Otherwise, Republicans are left trying to explain the arcane, complicated budget framework Congress approved that would eventually help them set the stage to repeal and replace Obamacare.
“We’ve passed a FY ‘17 budget reconciliation package,” Rep. Evan Jenkins, R-W.V., said about the framework congressional Republicans intend to use.
The problem is that most voters have little idea what a “FY ’17 budget reconciliation package” is or what it has to do with ObamaCare.
The parliamentary secret is that a “reconciliation” measure enables Senate Republicans to turn off inevitable Democratic filibusters as they try to undo ObamaCare.
So, Republican leaders armed their lawmakers with 19 pages of talking points and data about ObamaCare in preparation for the congressional break.
There was information about subsidies for the poor. Incentives for people to stash away cash for future medical issues. Substantial changes in Medicaid. No more tax penalties for those who elect not to carry insurance. Information on “risk pools,” which deal with the chronically sick.
Aides emailed reporters “readouts” from the meeting.
But some skeptical lawmakers viewed the session as much more than a pep rally.
“They’re losing momentum, and they’re trying to create it,” said one Republican congressional source.
Rep. Raul Labrador, R-Idaho, wondered whether Republicans were just switching out ObamaCare with what he termed “Obamacare-lite.”
“Were we just against ObamaCare because it was proposed by Democrats?” he asked. “If that’s our position, then we’re hypocritical.”
But others are more confident.
House Education and the Workforce Committee Chairwoman Virginia Foxx, R-N.C., met with Vice President Trump at the Capitol just before the recess. When asked about the prospects for a replacement bill, Foxx replied she was “sure” one was in the works.
“I think we’re on the calendar to get things done before the Easter break, don’t you think?” she proffered.
The House Republican leadership knows it has a narrow window to tackle Obamacare — before Congress gets bogged down in trying to fund the government and grappling with the debt ceiling.
The government is funded through April 28. Congress must begin cranking out individual spending bills to fund the government beyond the start of fiscal 2018, October 1.
The debt limit (the total balance the federal government can carry at any one time) is suspended until mid-March. It’s believed that deadline can float until summer.
Meantime, the Senate is bogged down in confirmation hell. It’s likely the chamber will spend much of March the same way it spent January and February: confirming Cabinet and Executive branch officials.
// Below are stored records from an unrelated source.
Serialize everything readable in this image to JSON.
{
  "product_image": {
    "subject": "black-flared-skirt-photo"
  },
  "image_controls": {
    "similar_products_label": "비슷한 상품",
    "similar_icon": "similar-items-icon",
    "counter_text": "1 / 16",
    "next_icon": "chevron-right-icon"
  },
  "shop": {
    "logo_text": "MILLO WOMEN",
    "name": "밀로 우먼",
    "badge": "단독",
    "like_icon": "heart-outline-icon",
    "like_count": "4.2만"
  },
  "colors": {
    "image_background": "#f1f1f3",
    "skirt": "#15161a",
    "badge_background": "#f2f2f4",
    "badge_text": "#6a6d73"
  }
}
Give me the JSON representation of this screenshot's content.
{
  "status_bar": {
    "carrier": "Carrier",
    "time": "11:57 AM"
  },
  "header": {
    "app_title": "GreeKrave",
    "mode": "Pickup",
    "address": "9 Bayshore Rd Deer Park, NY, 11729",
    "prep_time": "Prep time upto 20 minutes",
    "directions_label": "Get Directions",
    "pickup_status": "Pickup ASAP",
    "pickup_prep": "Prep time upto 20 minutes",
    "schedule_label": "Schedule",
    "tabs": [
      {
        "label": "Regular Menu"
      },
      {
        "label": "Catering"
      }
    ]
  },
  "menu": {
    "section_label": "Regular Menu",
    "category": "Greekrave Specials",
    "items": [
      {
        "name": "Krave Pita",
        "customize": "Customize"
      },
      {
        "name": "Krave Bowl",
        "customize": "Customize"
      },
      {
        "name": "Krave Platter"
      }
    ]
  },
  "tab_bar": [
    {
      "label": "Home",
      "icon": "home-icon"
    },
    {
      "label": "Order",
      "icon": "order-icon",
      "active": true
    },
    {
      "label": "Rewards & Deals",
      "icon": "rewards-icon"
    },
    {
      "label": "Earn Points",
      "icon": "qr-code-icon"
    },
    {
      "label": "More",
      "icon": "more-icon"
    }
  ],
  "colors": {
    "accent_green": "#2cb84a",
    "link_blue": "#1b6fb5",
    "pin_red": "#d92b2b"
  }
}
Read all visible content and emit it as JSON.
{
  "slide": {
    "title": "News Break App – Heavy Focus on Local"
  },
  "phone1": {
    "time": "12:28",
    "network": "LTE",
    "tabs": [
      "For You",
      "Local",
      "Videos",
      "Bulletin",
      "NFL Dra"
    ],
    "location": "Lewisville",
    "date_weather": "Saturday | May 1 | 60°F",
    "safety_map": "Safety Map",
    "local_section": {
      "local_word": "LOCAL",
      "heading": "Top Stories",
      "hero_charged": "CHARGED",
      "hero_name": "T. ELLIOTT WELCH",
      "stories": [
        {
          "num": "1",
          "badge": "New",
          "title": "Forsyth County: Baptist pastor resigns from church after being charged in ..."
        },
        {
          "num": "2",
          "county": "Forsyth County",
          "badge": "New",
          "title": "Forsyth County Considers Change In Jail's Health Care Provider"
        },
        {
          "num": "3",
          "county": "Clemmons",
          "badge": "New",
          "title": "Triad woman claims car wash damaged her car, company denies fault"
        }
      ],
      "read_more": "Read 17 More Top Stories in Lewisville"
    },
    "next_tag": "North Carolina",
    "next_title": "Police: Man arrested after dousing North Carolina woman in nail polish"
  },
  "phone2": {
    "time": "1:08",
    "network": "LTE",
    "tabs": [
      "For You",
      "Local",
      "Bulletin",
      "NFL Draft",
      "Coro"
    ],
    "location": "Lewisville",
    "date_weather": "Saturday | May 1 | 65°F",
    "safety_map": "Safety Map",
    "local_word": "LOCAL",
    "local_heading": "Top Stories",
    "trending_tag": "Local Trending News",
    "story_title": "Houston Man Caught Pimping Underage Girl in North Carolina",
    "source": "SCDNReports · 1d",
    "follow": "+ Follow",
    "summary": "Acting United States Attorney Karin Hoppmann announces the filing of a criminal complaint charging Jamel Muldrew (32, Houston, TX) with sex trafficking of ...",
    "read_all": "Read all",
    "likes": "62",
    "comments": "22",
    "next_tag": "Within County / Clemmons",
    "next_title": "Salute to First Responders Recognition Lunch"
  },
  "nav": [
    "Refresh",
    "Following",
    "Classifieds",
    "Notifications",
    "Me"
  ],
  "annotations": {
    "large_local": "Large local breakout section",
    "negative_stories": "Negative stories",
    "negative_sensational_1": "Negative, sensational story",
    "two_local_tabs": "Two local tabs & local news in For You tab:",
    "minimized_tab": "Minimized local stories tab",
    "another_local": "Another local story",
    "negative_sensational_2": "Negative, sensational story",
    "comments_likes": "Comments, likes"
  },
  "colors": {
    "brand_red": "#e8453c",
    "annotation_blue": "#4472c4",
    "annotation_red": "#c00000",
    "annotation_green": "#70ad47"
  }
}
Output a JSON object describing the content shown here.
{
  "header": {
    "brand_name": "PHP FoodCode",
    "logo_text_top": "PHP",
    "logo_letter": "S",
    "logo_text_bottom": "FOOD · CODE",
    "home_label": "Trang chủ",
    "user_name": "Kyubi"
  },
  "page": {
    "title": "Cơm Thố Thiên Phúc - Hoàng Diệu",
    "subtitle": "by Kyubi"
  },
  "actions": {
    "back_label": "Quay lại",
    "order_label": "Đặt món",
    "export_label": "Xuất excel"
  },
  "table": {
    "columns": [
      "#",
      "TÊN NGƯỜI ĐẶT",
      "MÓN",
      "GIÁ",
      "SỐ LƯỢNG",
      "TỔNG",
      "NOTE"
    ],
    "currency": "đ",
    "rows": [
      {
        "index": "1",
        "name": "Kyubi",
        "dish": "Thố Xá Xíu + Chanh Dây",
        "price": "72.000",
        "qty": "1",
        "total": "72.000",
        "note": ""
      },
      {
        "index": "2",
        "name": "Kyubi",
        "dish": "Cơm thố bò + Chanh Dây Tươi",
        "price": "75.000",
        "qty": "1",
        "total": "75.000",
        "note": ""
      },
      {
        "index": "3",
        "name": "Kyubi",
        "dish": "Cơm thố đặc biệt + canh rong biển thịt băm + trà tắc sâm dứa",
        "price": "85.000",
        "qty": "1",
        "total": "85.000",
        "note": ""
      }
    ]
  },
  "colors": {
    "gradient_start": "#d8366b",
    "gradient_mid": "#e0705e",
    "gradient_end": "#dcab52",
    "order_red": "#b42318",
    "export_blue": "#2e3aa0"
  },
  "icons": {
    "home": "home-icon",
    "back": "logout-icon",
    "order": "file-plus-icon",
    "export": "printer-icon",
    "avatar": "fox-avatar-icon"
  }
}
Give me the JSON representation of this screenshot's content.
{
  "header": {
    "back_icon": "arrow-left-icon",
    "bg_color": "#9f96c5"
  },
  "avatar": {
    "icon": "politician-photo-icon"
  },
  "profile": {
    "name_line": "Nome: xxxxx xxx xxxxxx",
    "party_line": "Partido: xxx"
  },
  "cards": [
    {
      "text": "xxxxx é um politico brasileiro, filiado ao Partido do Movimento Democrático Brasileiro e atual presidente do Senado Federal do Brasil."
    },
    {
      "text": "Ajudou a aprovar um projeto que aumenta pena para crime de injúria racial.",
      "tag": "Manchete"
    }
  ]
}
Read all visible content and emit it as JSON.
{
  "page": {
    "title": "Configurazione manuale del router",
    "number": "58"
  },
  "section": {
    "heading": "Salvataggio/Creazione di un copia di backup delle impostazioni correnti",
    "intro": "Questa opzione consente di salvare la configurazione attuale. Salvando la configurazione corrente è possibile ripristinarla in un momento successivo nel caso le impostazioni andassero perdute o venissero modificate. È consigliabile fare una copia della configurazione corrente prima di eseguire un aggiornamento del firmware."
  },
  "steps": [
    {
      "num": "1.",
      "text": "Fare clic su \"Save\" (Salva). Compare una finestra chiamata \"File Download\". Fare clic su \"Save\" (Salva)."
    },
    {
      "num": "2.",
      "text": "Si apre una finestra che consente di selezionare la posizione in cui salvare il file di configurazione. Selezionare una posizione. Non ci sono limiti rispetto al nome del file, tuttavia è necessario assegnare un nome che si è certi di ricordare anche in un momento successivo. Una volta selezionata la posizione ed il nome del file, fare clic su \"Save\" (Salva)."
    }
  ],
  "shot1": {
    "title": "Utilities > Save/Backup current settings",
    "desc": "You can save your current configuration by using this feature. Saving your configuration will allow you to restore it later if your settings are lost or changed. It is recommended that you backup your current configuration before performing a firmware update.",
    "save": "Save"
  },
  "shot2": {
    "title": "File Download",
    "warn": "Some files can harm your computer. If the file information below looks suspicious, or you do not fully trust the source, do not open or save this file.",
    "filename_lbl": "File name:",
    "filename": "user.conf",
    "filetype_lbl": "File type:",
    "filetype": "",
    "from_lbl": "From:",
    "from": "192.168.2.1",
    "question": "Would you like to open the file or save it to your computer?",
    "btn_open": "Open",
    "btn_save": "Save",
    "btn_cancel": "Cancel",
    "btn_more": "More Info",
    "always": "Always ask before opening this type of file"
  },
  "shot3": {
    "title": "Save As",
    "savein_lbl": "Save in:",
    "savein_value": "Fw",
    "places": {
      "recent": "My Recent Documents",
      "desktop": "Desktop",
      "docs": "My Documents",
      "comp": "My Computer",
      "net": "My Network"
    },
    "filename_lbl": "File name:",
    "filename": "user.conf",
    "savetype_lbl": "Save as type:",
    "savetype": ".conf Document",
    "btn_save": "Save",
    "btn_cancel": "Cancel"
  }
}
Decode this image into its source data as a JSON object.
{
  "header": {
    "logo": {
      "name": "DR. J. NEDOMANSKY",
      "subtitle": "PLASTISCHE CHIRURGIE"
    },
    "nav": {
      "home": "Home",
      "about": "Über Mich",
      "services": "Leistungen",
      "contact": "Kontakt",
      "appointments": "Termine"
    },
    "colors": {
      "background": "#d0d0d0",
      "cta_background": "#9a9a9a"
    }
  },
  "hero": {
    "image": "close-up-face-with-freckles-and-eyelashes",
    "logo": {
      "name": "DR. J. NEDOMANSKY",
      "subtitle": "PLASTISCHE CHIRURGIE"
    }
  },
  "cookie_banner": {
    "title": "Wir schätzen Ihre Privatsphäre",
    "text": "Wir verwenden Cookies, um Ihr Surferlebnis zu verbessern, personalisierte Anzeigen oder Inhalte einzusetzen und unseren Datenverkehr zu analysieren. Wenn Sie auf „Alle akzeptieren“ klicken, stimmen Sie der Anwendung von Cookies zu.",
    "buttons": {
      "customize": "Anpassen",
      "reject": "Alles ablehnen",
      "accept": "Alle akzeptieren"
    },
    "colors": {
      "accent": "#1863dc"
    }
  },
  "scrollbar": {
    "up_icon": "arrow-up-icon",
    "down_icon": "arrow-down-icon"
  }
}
Democrats are slowing down those nominations. Confirmation hearings for Supreme Court nominee Judge Neil Gorsuch start March 20. Floor debate and a final confirmation vote for Gorsuch probably doesn’t come until mid- or late-April.
The calendar is brutal and gives little margin for error.
“I’m worried about the timeline,” conceded Rep. Jeff Duncan, R-S.C. “The longer we wait here, the longer it takes and we get involved with the CR (continuing resolution to fund the government) and the debt ceiling.”
What this all comes down to is giving Trump a win or two on the scoreboard. Big things take time. But so far, Congress has little to show for their efforts. And just voting to avoid a government shutdown when Republicans control the House, Senate and White House isn’t exactly the same as capturing the Stanley Cup.
A Stanley Cup, which U.S. teams have won for the past 24 years. Not just with American players, but with those from Canada, Finland, Sweden (gulp) and Russia (gulp).
But it might not matter if lawmakers do finish tax reform or repeal and replace ObamaCare. Perhaps congressional Republicans and Trump can just say they did.
After all, didn’t Justin Trudeau just say Canadian teams are better than American teams?